3.家のルールと毛むくじゃらの家主

 弁当を買い求めてからさらに歩いていくと、県庁所在地でもあり、政令指定都市でもあるナゴヤの住宅地で異彩を放つ、まるで戦後70年を生き抜いてきたような二階建て木造建築の一軒家が現れた。

 興味深そうに家の外観を眺めるイブに「去年死んだ祖母の家だ」と言っておく。

 高校に通い易いからと移り住んだのはもう五年前。その高校を一年と経たず中退してからは、バイト先への通勤の便が良いという理由で住み続けていた。そして昨年、急病で他界した祖母もいなくなり、本格的な一人暮らしをしているという状態だった。いや、正確には“家主”がいるが。

「さて、今から家の中に入るが、ルールがある。俺がドアを開けたら、急いで中に入るんだ。良いな」

「どういうこと?」

 シーナを一旦下ろして鍵を取り出しながら、俺はキョトンとした顔のイブに言った。

「入れば分かる」

 鍵穴に交通と家内安全のお守りが付いたキーを差し込み、開錠すると、俺はドアを勢いよく開け、二人を中へと促す。

「急げ」

 ほぼ一年ぶりに招き入れた客人と共に、俺も素早く玄関へと体を滑り込ませる。

「どうやら間に合ったようだな」

 中に入って胸を撫で下ろす俺に、イブが訝しげな顔で訊く。

「ねぇ、どういうこと?なんで早く入らないといけないの?」

 それには答えずに、無言で玄関の廊下から近づいてくる物体を指差した。

「わぁ、猫だー!」

 数百メートルを俺に背負われたことで少し回復したらしいシーナが、出会って一番の大きな歓声を上げる。俺は不満そうに鳴きながら近づいてくる白地に茶色の模様がある雑種の猫を抱き上げ、言ってやった。

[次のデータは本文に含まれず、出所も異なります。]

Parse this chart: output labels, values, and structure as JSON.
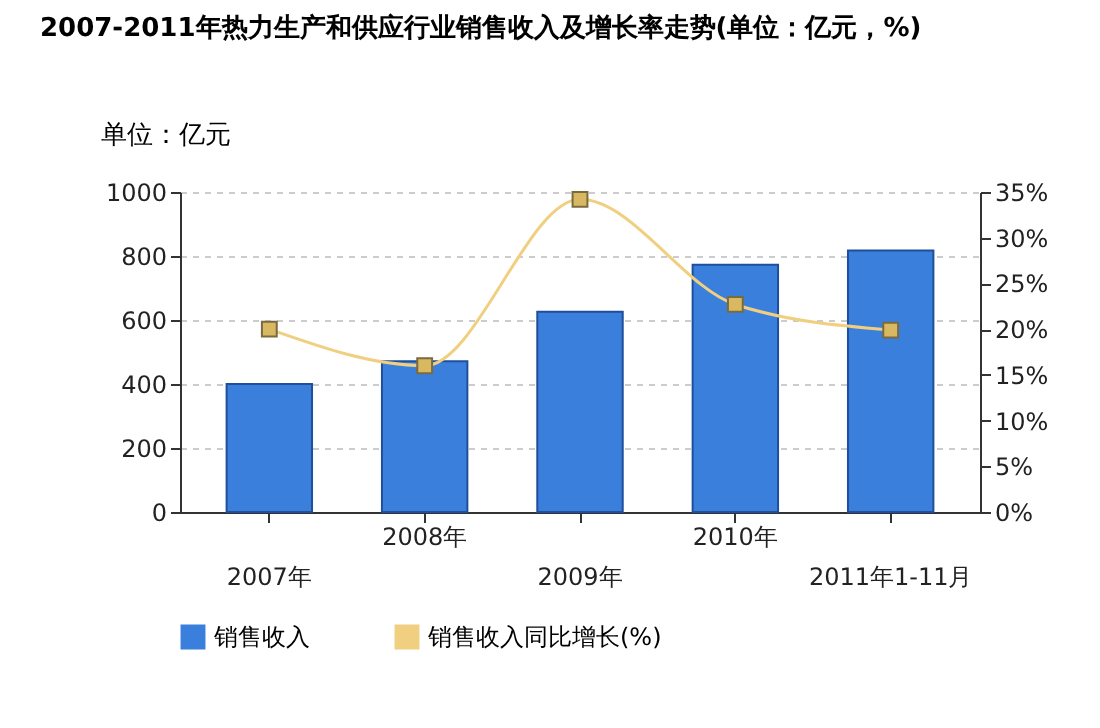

「悪いな、レノン。婆ちゃんからの遺言で、お前を外には出せない」

 俺の腕の中で恨めしそうに喉を鳴らすレノンにシーナが目を輝かせている。どうやら動物好きらしい。

「シーナ、こいつは人に慣れない猫だ。下手に手を出すと引っ掻かれるぞ」

 爪を立てんばかりの勢いで盛大に暴れだしたレノンを床に下ろしてやると、シーナが目を輝かせて玄関の敲きで毛繕いを始めたレノンに手を伸ばした。

「危ないよ、シーナ」

「だいじょぶ」

 イブの忠告も聞かず差し出された小さな手は、しかし、予想に反してあっさりとレノンの頭上に乗った。

「可愛いな~。よろしくね、レノン」

「……まぁ、例外もあるか」

 全くの無抵抗で幼女に撫でられ続けるレノンを見ながら、三年間全く懐かれることの無かった自分を納得させるように言うと、気を取り直してこう続けた。

「この家のルールその一、『中に入るときは素早く』だ。あの“家主”はいつだって逃げ出そうとしているからな。さぁ、靴を脱いで中に入れ」

 玄関からすぐには二階に続く階段があるが、そこは後回しにして左手の引き戸を開ける。まず現れたのがちゃぶ台とテレビが置いてある畳張りの居間だ。そこからさらに引き戸を開けると、仏壇のある床の間。そこを抜けた先に台所と洗面所、それに風呂とトイレがある。

 俺は五年前と昨年死んだ祖父母の遺影が飾られた床の間に二人を案内し、仏壇の前に座らせる。

「この家のルールその二。『家に帰ったら元家主に挨拶』だ。婆ちゃん、ちょっと騒がしくなるが、許してくれ」

 正座をして、手を合わせながら告げる。イブとシーナもそれに倣う。